- La 4e guerre intercoloniale et le contexte
La déportation des Acadiens, aussi appelée le Grand Dérangement, s’inscrit dans le contexte de la 4e guerre intercoloniale, connue sous le nom de guerre de Sept Ans (1754-1760). Ce conflit oppose les Britanniques aux Français pour le contrôle de l’Amérique du Nord. La victoire britannique ne se limite pas à la conquête de la Nouvelle-France : elle entraîne également la déportation d’environ 10 000 Acadiens sur une population de 15 000 à l’époque, un événement tragique qui a bouleversé la société acadienne.
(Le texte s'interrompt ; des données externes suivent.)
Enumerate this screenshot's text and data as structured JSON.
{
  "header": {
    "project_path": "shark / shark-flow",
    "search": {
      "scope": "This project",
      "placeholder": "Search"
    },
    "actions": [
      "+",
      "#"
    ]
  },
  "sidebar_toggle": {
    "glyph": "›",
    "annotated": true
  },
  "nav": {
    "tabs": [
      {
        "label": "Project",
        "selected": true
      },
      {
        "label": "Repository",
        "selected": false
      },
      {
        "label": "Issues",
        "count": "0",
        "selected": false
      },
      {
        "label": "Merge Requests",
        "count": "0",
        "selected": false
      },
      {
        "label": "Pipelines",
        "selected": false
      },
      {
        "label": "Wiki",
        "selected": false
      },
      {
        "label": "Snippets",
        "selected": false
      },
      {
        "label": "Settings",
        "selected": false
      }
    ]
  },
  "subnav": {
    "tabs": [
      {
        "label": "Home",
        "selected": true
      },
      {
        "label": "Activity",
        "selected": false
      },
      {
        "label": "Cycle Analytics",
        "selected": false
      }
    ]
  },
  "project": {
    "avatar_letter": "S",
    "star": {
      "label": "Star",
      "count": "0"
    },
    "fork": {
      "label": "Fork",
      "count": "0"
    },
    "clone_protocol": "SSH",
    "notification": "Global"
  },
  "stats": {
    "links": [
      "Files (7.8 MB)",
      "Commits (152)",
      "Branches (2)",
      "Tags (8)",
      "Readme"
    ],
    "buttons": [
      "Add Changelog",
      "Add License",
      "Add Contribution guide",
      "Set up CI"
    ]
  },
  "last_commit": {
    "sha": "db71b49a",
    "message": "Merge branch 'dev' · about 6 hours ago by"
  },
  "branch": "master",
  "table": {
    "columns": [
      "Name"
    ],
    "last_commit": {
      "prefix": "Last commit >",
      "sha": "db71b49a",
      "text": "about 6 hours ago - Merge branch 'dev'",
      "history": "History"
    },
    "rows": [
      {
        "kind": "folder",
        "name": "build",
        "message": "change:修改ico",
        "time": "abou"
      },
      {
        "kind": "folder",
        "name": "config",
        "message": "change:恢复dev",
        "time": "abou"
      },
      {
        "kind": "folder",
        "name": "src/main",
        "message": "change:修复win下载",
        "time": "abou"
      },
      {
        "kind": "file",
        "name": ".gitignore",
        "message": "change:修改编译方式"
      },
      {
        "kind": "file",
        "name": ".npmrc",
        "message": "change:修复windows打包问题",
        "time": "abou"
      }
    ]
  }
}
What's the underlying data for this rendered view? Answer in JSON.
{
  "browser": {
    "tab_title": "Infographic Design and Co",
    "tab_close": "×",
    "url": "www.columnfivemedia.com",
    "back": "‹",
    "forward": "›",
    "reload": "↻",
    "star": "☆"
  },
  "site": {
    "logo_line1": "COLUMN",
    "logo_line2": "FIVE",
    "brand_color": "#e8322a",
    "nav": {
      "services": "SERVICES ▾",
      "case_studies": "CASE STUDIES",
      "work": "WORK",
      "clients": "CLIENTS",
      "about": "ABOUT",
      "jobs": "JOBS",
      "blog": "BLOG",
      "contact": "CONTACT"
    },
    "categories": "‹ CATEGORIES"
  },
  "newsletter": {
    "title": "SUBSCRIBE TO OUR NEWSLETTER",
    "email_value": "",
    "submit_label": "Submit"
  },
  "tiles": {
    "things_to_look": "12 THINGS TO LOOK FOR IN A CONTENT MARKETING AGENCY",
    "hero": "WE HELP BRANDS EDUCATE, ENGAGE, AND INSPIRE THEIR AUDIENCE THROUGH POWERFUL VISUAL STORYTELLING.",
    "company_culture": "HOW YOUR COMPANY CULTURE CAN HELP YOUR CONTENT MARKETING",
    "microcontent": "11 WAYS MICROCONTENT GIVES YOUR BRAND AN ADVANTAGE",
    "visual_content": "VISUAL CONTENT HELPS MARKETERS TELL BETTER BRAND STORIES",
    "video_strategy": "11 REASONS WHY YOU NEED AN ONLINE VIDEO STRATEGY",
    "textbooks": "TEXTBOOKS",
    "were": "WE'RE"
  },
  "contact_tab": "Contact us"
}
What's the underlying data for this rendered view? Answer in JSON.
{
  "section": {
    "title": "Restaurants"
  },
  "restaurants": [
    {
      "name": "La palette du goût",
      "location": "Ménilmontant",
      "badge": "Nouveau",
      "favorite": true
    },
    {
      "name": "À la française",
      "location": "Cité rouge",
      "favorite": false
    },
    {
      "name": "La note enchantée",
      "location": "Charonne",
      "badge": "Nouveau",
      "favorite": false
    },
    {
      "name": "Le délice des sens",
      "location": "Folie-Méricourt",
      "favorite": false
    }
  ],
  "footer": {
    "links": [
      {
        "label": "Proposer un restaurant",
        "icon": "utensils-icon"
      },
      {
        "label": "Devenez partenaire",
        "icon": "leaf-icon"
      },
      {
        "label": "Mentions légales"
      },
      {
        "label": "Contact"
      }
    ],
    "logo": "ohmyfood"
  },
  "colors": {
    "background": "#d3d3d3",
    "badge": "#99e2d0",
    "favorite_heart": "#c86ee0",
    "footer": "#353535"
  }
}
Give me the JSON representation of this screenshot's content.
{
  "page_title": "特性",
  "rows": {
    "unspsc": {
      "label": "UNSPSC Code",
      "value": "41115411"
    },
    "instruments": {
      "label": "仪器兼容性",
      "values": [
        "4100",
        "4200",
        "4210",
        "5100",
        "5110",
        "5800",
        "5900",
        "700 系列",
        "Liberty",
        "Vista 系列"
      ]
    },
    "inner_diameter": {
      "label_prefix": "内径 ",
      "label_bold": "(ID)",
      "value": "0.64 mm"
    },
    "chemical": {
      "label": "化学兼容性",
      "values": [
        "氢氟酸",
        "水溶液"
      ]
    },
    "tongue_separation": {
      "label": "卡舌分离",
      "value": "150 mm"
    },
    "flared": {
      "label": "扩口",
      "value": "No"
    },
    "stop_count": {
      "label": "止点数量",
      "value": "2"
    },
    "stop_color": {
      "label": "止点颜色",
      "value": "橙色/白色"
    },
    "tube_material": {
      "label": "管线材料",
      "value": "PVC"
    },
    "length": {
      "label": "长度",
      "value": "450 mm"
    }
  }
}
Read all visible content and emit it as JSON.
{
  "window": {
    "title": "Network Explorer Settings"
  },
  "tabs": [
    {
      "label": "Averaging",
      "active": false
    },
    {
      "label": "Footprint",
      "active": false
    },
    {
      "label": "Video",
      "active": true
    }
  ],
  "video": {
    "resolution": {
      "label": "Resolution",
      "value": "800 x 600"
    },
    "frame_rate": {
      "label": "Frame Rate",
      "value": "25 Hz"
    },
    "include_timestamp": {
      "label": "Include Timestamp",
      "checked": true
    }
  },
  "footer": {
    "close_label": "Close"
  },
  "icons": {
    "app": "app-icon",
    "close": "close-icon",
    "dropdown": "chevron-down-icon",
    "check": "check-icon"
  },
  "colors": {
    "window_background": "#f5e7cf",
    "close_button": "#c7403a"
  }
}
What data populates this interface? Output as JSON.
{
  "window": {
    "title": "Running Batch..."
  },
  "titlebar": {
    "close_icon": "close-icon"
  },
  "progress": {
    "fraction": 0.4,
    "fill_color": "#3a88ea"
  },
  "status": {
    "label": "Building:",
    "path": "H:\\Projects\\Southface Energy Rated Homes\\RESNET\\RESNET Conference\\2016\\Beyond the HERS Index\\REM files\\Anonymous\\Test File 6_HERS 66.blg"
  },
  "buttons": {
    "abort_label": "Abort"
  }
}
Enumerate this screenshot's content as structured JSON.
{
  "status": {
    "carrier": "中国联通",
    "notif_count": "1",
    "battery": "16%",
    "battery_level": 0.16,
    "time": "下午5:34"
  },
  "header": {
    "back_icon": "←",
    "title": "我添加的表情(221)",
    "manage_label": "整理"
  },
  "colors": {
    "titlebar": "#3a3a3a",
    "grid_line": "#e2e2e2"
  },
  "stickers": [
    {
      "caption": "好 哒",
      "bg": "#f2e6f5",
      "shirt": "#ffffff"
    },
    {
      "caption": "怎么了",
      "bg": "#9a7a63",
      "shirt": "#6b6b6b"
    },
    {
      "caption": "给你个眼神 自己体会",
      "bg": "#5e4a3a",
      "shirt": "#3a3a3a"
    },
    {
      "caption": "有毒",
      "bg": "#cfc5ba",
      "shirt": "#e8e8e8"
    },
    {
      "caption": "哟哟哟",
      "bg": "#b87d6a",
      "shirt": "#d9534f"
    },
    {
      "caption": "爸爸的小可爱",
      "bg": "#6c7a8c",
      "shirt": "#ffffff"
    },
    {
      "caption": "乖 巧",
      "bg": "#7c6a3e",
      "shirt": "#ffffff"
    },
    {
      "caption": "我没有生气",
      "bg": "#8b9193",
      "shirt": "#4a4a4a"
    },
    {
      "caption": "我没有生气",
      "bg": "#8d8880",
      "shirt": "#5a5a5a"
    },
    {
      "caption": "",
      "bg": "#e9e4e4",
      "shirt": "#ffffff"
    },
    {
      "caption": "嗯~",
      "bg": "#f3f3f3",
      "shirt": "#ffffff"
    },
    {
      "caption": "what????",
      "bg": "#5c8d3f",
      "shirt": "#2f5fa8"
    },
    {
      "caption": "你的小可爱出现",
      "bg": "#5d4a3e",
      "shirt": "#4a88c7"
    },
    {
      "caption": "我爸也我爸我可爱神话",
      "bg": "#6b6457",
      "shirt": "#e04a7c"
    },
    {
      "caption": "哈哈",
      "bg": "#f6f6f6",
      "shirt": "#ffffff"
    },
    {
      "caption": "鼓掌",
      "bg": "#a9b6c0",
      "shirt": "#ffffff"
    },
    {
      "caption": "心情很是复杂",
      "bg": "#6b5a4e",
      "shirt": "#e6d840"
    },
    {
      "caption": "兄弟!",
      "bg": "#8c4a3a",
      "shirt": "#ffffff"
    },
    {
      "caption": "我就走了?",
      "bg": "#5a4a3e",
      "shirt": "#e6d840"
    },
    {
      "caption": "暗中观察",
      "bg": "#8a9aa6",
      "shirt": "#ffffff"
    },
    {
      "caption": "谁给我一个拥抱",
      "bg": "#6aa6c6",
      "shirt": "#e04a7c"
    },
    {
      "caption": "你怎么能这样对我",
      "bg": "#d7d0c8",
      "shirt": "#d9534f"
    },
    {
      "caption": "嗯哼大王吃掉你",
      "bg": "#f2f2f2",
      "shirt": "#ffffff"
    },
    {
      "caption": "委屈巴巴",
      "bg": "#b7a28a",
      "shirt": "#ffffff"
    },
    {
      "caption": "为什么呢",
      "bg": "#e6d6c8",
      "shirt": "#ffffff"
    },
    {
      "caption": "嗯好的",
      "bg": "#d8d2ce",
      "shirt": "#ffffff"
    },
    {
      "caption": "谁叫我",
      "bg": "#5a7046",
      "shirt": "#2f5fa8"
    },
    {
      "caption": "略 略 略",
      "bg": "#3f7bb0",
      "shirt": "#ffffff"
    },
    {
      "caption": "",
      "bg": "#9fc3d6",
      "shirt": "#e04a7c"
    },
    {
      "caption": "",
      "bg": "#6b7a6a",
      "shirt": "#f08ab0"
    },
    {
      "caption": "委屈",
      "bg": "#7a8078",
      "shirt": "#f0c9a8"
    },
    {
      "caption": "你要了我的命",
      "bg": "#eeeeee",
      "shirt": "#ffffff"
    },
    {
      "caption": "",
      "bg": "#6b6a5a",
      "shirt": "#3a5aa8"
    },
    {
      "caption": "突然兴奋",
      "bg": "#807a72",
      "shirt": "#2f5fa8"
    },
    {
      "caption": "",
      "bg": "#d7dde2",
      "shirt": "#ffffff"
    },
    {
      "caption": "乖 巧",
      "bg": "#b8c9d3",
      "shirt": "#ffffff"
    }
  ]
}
- L’Acadie, possession britannique depuis 1713
Depuis le traité d’Utrecht en 1713, l’Acadie, comprenant l’actuelle Nouvelle-Écosse, le Nouveau-Brunswick et l’Île-du-Prince-Édouard, est sous domination britannique. Les Acadiens, francophones et catholiques, refusent de prêter un serment d’allégeance inconditionnel au roi d’Angleterre, préférant rester neutres dans les conflits entre la France et la Grande-Bretagne. Cette neutralité est perçue comme une menace par les autorités britanniques, surtout dans un contexte de rivalité pour le contrôle du territoire et de ses ressources. Dès les années 1720, des plans d’expulsion sont envisagés, mais ce n’est qu’en 1755 que l’ordre est donné de procéder à la déportation massive.
- Le déroulement et les conséquences de la déportation
La déportation commence à l’été 1755, sous l’ordre du lieutenant-gouverneur Charles Lawrence. Les Britanniques procèdent à la saisie des biens (bétail, outils, habitations), à la destruction des fermes et à la séparation des familles. Les hommes sont souvent déportés en premier, suivis des femmes et des enfants, ce qui accentue la tragédie humaine. Les Acadiens sont dispersés dans l’une ou l’autre des 13 colonies britanniques d’Amérique du Nord, en Grande-Bretagne, en France. Les conditions à bord des navires sont épouvantables : maladies, famine, froid et naufrages causent la mort de milliers de personnes.
Les colonies britanniques, notamment le Massachusetts et la Caroline du Sud, accueillent les réfugiés avec hostilité, votant parfois des lois pour limiter leur déplacement. Certains Acadiens parviennent à s’établir en Louisiane, où ils donneront naissance à la culture cajun, tandis que d’autres cherchent à retourner en Acadie ou se retrouvent en France ou au Québec. Les terres et habitations abandonnées sont attribuées à des colons britanniques, contribuant à l’approvisionnement des troupes pendant la guerre.
- Nettoyage ethnique?
La question de savoir si la déportation des Acadiens constitue un acte de nettoyage ethnique fait débat parmi les historiens. Beaucoup considèrent qu’il s’agit de l’une des premières opérations de ce type à grande échelle dans l’histoire moderne, visant à éliminer une population jugée indésirable pour assurer le contrôle d’un territoire stratégique. D’autres soulignent que l’objectif n’était pas l’extermination, mais la dispersion et l’expulsion des Acadiens pour empêcher tout retour ou toute résistance organisée.
- Une tragédie immortalisée dans la culture
Le drame de la déportation a profondément marqué la mémoire collective acadienne et a inspiré de nombreuses œuvres littéraires et musicales. Le poème « Évangéline » de Henry Wadsworth Longfellow (1847), traduit en français par Pamphile Lemay, raconte la quête d’une Acadienne séparée de son amour lors du Grand Dérangement. La chanson « Évangéline » de Michel Conte (1971) et diverses adaptations musicales et théâtrales, dont une comédie musicale prévue en 2026 à Montréal, Québec et Moncton, perpétuent le souvenir de cette tragédie et sa résonance dans l’identité acadienne.